Introduction to Data structure
The fundamental components of any software system or application are data structures. They
offer a method for classifying and archiving data in a way that makes it simple to access and
manipulate. Data structures are a fundamental component of computer science and are
utilised in a wide range of applications, including video games, search engines, and
databases. We shall examine various data structure types and their applications in this note.
Primitive data types and abstract data types are the two main forms of data structures.
Integers, floating-point numbers, and characters are examples of primitive data types, which
are among the most fundamental forms of data structures. Built from basic data types,
abstract data types are more sophisticated structures that offer extra capability.
A typical data structure for storing a group of identically categorised elements is an array.
They are used to sequentially store and alter data. For storing vast volumes of data that can be
accessed quickly and effectively, arrays are especially helpful. However, once they are
constructed, arrays cannot be easily enlarged or updated because they have a set size.
First-in, last-out (FILO) and first-in, first-out (FIFO) are the two operational modes for the
data structures stacks and queues, respectively. Queues are used to handle a series of jobs or
events, whereas stacks are used to track a series of activities. Linked lists or arrays can be
used to implement either data structure.
An example of a data structure that depicts a hierarchical structure is a tree. Each node has
one or more child nodes, and they are made up of nodes connected by edges. When finding
and organising huge volumes of data, trees are a particularly helpful tool for representing
relationships between various aspects or data objects.
Another sort of data structure is a graph, which depicts a collection of items or nodes
connected by edges. Graphs are used to represent intricate systems or networks or to model
the relationships between elements. They are very helpful in tackling optimisation issues like
determining the shortest route between two points or the best route for a delivery truck.
A sort of data structure known as a linked list is composed of a number of nodes, each of
which has a data element and a reference to the node after it in the list. Given its ease of
resizing and modification, linked lists are frequently used to dynamically store and change
data. For the implementation of stacks, queues, and other data structures, they are especially
helpful.
A form of data structure called a hash table uses a key-value mapping to offer quick access to
data. Hash tables are the best choice for applications that frequently need lookups or searches
since they can be utilised to store and retrieve data fast and effectively.

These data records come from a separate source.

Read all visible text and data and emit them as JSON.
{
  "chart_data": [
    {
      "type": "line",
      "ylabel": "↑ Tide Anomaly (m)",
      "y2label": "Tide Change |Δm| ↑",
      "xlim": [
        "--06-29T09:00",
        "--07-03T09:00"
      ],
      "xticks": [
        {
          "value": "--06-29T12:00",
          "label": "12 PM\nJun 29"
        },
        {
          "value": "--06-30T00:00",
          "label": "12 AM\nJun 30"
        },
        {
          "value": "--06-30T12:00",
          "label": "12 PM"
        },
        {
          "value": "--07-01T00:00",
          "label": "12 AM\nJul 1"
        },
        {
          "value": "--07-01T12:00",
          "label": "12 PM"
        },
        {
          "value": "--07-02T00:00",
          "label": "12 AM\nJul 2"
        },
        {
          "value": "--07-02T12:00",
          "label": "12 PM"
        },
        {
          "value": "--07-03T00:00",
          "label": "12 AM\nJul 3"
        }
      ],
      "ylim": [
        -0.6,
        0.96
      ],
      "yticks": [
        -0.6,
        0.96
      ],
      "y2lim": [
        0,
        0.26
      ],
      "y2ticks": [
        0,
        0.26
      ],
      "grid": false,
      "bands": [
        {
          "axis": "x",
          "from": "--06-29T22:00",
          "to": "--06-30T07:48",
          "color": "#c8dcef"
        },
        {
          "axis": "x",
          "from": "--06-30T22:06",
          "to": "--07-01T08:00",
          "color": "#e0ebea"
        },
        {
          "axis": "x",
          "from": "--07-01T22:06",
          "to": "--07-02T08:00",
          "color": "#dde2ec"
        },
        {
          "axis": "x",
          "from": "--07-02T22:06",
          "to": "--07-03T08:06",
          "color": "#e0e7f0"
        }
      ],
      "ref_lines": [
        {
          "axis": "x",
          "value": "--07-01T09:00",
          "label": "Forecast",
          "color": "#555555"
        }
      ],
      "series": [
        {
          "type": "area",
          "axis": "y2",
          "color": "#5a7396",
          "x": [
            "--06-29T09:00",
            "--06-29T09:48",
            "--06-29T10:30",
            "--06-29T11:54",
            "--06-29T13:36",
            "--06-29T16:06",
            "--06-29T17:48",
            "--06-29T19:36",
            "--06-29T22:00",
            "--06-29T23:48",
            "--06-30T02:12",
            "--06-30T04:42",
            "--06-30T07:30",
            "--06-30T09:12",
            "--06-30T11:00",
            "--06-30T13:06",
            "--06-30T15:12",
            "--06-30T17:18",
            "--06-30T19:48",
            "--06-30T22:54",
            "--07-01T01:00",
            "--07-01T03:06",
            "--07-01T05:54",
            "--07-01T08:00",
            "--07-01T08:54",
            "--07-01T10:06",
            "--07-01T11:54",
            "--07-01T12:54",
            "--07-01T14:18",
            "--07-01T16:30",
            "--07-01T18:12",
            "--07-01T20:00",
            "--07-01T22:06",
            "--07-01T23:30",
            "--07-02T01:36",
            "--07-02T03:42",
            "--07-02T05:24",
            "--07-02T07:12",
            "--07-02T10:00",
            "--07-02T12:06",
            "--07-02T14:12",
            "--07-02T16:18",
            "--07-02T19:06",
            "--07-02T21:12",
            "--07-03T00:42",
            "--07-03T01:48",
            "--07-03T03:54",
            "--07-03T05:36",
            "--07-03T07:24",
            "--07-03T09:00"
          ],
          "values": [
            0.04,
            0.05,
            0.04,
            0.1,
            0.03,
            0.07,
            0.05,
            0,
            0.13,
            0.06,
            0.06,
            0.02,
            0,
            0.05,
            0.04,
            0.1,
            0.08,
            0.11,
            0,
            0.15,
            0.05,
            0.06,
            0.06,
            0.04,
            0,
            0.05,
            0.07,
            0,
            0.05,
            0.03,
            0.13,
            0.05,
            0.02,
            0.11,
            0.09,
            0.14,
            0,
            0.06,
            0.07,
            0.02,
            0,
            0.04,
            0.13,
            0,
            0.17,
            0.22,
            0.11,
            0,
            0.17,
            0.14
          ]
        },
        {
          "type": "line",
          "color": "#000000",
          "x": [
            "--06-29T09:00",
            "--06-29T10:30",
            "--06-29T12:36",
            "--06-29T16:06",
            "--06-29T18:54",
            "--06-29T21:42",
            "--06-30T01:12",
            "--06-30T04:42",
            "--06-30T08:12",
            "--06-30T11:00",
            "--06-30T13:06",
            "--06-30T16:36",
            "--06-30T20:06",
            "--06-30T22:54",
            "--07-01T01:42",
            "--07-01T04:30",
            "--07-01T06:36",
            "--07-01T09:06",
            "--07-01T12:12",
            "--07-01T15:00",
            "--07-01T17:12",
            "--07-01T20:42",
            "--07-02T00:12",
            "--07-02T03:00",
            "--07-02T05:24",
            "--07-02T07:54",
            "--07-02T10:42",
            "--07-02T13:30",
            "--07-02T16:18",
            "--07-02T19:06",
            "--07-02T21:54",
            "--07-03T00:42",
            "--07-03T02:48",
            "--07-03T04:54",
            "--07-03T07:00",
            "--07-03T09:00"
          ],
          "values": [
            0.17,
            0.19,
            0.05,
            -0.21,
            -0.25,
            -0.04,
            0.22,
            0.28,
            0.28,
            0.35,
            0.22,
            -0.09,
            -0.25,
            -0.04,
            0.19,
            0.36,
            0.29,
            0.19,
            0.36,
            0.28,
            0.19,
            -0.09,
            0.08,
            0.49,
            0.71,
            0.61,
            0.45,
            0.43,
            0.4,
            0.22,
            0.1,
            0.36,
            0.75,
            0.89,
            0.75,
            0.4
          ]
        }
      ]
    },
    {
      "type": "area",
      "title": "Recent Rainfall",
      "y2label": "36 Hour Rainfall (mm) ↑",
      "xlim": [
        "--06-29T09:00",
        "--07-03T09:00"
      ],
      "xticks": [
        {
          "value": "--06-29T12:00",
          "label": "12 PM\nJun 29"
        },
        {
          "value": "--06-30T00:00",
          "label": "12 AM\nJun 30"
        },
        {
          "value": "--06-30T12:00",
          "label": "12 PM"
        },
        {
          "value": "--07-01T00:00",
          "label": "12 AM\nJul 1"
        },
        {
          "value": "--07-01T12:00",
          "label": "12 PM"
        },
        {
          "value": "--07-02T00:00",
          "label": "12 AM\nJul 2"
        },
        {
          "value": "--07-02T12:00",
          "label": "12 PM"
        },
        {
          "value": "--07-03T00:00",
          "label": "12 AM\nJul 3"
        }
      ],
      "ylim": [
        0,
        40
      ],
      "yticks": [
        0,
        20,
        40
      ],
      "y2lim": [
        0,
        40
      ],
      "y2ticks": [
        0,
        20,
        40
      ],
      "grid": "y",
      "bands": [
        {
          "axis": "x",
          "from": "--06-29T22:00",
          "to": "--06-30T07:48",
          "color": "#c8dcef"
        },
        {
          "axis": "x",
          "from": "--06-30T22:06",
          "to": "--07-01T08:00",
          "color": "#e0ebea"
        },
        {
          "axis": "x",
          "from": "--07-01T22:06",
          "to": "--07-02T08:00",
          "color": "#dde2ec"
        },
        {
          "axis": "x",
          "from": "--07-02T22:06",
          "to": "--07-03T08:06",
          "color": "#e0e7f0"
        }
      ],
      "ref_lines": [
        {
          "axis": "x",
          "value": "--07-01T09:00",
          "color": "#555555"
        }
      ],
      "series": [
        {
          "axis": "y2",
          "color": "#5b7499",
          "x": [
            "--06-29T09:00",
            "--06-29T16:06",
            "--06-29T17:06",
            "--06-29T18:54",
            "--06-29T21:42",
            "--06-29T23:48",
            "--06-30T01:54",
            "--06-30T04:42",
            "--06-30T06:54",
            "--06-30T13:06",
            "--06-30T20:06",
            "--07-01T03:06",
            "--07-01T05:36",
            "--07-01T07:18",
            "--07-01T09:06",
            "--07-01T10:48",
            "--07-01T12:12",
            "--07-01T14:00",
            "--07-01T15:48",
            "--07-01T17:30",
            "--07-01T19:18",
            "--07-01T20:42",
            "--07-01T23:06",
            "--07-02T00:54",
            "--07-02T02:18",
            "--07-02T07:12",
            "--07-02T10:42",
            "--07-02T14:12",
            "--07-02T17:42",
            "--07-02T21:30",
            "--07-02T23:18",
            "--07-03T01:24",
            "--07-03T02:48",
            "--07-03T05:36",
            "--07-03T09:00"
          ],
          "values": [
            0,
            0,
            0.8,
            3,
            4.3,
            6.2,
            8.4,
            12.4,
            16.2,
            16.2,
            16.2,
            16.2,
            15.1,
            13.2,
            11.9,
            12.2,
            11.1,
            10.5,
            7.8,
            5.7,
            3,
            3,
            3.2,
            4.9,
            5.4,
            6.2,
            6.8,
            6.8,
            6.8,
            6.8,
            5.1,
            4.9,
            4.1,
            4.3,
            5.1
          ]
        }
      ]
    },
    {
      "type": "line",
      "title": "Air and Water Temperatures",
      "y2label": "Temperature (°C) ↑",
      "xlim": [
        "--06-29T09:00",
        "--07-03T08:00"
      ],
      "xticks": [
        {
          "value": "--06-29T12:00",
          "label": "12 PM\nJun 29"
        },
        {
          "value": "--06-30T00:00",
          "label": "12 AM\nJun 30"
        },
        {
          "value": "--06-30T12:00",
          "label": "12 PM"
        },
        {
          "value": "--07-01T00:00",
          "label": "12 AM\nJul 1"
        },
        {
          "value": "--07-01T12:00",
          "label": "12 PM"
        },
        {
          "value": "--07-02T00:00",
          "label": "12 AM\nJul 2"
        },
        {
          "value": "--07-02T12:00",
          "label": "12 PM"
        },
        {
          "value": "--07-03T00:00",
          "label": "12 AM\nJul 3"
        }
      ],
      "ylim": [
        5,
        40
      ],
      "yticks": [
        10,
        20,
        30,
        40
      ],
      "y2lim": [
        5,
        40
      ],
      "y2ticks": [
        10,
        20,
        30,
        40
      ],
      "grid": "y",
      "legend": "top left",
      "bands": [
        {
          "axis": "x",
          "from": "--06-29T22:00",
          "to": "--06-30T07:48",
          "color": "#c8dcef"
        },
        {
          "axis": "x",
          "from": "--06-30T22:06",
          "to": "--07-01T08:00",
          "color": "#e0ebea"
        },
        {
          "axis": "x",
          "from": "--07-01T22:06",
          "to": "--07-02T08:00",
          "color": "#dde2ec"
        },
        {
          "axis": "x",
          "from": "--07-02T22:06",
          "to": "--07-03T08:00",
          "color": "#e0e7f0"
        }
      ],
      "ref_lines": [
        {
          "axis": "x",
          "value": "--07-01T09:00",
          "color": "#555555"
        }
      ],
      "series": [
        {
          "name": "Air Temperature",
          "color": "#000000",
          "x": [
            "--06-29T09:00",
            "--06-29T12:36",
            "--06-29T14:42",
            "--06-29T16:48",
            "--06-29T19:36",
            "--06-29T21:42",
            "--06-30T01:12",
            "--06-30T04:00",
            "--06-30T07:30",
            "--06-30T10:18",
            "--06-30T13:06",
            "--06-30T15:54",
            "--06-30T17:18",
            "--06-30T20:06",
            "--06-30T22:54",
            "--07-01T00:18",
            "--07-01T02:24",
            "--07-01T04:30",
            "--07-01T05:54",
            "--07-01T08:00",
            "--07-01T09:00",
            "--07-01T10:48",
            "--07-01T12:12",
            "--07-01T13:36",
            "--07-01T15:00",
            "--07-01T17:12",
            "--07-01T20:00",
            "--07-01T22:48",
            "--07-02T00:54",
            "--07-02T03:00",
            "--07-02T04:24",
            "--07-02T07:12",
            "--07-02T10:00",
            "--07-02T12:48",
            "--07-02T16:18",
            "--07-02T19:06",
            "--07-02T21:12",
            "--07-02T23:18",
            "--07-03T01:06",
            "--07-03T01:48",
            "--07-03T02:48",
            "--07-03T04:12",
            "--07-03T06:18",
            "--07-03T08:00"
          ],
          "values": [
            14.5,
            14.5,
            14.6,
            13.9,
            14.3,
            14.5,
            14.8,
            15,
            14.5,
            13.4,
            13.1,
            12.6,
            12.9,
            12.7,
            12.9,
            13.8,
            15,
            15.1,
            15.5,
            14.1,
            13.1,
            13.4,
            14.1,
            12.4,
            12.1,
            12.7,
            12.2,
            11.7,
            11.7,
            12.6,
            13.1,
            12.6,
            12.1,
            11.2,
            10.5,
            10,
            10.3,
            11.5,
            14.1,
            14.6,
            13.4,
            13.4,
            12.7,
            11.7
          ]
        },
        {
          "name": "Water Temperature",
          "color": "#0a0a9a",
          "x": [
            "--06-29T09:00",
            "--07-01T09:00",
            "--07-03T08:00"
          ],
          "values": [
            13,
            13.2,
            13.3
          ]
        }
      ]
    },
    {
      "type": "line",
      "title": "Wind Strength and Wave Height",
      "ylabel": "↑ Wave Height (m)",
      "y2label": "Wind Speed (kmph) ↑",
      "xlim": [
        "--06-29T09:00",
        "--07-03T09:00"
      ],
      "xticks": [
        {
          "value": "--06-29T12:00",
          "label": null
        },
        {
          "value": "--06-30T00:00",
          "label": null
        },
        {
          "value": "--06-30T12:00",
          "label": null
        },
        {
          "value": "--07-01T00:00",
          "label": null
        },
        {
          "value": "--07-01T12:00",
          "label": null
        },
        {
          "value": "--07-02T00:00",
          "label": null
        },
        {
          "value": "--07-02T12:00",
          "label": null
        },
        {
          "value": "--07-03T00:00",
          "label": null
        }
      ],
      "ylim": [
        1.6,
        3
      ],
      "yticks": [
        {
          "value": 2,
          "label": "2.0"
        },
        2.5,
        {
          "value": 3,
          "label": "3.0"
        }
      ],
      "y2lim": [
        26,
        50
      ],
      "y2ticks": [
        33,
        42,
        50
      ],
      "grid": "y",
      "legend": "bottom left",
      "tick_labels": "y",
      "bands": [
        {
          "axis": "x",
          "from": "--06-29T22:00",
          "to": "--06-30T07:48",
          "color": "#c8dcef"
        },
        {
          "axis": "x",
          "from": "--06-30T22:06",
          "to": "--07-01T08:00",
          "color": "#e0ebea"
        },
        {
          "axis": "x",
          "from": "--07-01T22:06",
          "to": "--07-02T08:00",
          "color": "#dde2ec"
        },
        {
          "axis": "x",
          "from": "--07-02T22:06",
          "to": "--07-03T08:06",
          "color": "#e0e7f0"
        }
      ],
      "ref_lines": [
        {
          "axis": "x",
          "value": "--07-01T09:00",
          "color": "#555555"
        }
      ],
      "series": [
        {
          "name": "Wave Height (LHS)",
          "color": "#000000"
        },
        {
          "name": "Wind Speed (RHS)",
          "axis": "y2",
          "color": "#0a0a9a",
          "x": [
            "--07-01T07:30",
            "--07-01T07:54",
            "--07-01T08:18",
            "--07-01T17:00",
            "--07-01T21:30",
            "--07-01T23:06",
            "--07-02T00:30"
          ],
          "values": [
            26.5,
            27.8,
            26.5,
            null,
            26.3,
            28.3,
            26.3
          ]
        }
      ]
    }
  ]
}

, There are numerous other specialised data structures that are utilised in numerous
applications in addition to these standard data structures. For instance, priority queues are
used to manage a set of elements in order of priority while bloom filters are used to determine
whether an element is a member of a set.
The application-specific needs determine the data structure to use. The optimal option
depends on a number of variables, including the size of the data collection, the frequency of
data access, and the kinds of operations that must be performed on the data. Each data
structure has benefits and drawbacks of its own.
The employment of data structures in a wide range of applications makes them a crucial
component of computer science. They offer a means of effectively and efficiently organising
and working with data. The best data structure for the work must be chosen in order to obtain
the best performance and efficiency. The choice of data structure depends on the specific
requirements of the application.
Constant Time Algorithms
In computer science, an algorithm is a set of instructions for performing a specific task.Time
complexity, or how long it takes to perform a task as a function of the size of the input data, is
a common metric used to assess an algorithm's effectiveness. No matter how much data is
input, a constant time algorithm always executes in the same amount of time.In the field of
algorithm design, where it is vital to create effective algorithms for a variety of computational
problems, the idea of constant time algorithms plays a key role. Because it ensures that the
algorithm will function the same way regardless of the size of the input data, a constant time
method is excellent for many different types of problems.
The straightforward assignment statement is a prime example of a constant time algorithm.
No matter what value is assigned to the variable or how much data is being modified, this
statement always takes the same amount of time to execute. Similar to this, as long as the
index or key is known in advance, accessing an element in an array or hash table similarly
takes constant time.
On the other hand, when the size of the input data increases, algorithms with linear or
quadratic time complexity, such sorting algorithms, might take a lot longer to run. For
instance, if an array is very huge, a simple linear search algorithm that looks for a specific
value in the array must check each element one at a time.
The bitwise AND operator serves as another illustration of a constant time method. It always
takes the same amount of time to execute this operator, which performs a bitwise AND
operation on two binary values, regardless of the data being operated on. Similar to this, the
constant-time bitwise shift operator changes the bits of a binary value to the left or right.